When I was banging my head hard on FFmpeg’s VP3/Theora VLC decoder, I kept wondering if there’s a better way to do it. Libtheora shows us the way in that there obviously must be, since it can decode so much faster than FFmpeg.
In the course of brainstorming better VLC approaches, I wondered about the concept of parallelizing the decoding operation somehow. This sounds awfully crazy, I know, and naturally, it’s intractable to directly parallelize VLC decoding since you can’t know where item (n+1) begins in the bitstream until you have decoded item (n). I thought it might be plausible to make a pass through the bitstream decoding all of the tokens and ancillary information into fixed lenth arrays and then make a second pass in order to sort out the information in some kind of parallelized manner. Due to the somewhat context-adaptive nature of Theora’s VLCs, I don’t know if I can make a go of that.
Why can’t VLC decoding be done in parallel, either through SIMD or thread-level parallelization? I think the answer is clearly, “because the codecs weren’t designed for it”. Here’s the pitch: Create a codec bitstream format where the frame header contains indices pointing into the bitstream. For example, Sorenson Video 1 encodes the Y, U, and V planes in order and could be effectively decoded in parallel if only the frame header encoded offsets to the start of the U and V planes. Similarly, if a Theora frame header encoded offsets to certain coefficient groups in the header, that could facilitate multithreaded coefficient VLC decoding. Some other modifications would need to occur in the encoder, e.g., guaranteeing that no end-of-block runs cross coefficient group boundaries as they often do now.
Taking this a step farther, think about arithmetic/range coding. Decoding a bitstream encoded with such an algorithm notoriously requires a multiplication per value decoded. How about designing the bitstream in such a way that 2 or 4 multiplications can be done in parallel through any number of SIMD instruction sets?
Do these ideas have any plausibility? I have this weird feeling that if they do, they’re probably already patented. If they aren’t, well, maybe this post can serve as prior art.
The two-pass decoding of VLCs into a linear array and later sorting out the information is basically the optimization I’ve been talking about :) But it actually hurts parallelism since unless the sorting of tokens into coefficients is done immediately before IDCT, there isn’t really any advantage over the current scheme. So IDCT has to be strictly in hilbert order.
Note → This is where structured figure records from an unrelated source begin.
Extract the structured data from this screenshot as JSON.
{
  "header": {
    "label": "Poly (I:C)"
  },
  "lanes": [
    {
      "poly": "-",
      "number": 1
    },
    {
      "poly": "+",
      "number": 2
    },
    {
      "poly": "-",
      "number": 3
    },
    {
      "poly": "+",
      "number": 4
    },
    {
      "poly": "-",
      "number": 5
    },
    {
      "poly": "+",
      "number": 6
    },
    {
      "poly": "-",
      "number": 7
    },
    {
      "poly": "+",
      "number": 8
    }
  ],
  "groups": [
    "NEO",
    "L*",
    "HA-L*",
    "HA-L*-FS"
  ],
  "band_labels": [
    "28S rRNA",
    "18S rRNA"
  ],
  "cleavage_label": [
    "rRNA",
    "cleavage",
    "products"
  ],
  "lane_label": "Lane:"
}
As for storing offsets, several codecs already do that more or less. Dirac does almost exactly what you describe: for each arith coded segment it prefixes it with the length, and each segment could be decoded in parallel. MPEG codecs have slices that can (except for deblocking with h.264 slices) be decoded entirely in parallel.
The main drawback is that parallelism in entropy coding always hurts compression efficiency, and unless you need low latency, parallelism at the frame level scales better.
Arithdecoding 8 decisions at once with simd is easy. The hard parts are (a) getting 8 bitstreams into one vector register, and (b) arranging the codec such that those decisions are mutually independent.
(a) is scatter/gather. Lacking hardware support for that, I suppose you could do the bitstream reading in scalar: somewhat less than 1 of those 8 bitstream readers on average needs to be updated per vector of decisions, but there’s overhead in finding out which ones.
(b) if those are what would be consecutive decisions in a conventional arithcoder, then you’ve ruled out variable-length binarization, and context modeling on the previous bits in the same token. If they’re different types of tokens in the same macroblock, then you will get some parallelization on average, but it’d be quite variable. And if they’re in completely different calling contexts, then you have a custom implementation of cooperative multithreading, plus cache thrashing as you switch between 8 macroblocks after decoding each bit.
One situation where (b) *is* possible, with merely a reorganization of bitstreams and cluttering of code but no change in which conditional probabilities are being exploited: h264’s 4×4 DCT residual coder puts each NNZ flag and each EOB flag in a separate bin, and the pattern of which decisions you’re going to need to parse is pretty simply planned, so you could do several of them at once. Of course, those EOBs are there to tell which decisions not to parse, but you can retroactively mask off some of the updates after finding out where you should have stopped. (Sign flags too, except that those shouldn’t have been sent through the arithcoder in the first place, since they’re not actually being compressed. h264 8×8 DCT shares some bins across multiple decisions, but you could change that without compromising compression.) One you’ve got the NNZs, DCT coefficient magnitude coding is still very sequential within a block, but you could transpose the problem and decode the magnitudes from multiple DCT blocks in the same MB at once… which loses context updating but keeps conditionalization. Then you can compensate for the decoder’s reduced context updating by encoding in 2 passes, whereby you pick an optimal set of initial context values for each GOP.
You can see it gets complicated, but it’s not a crazy idea.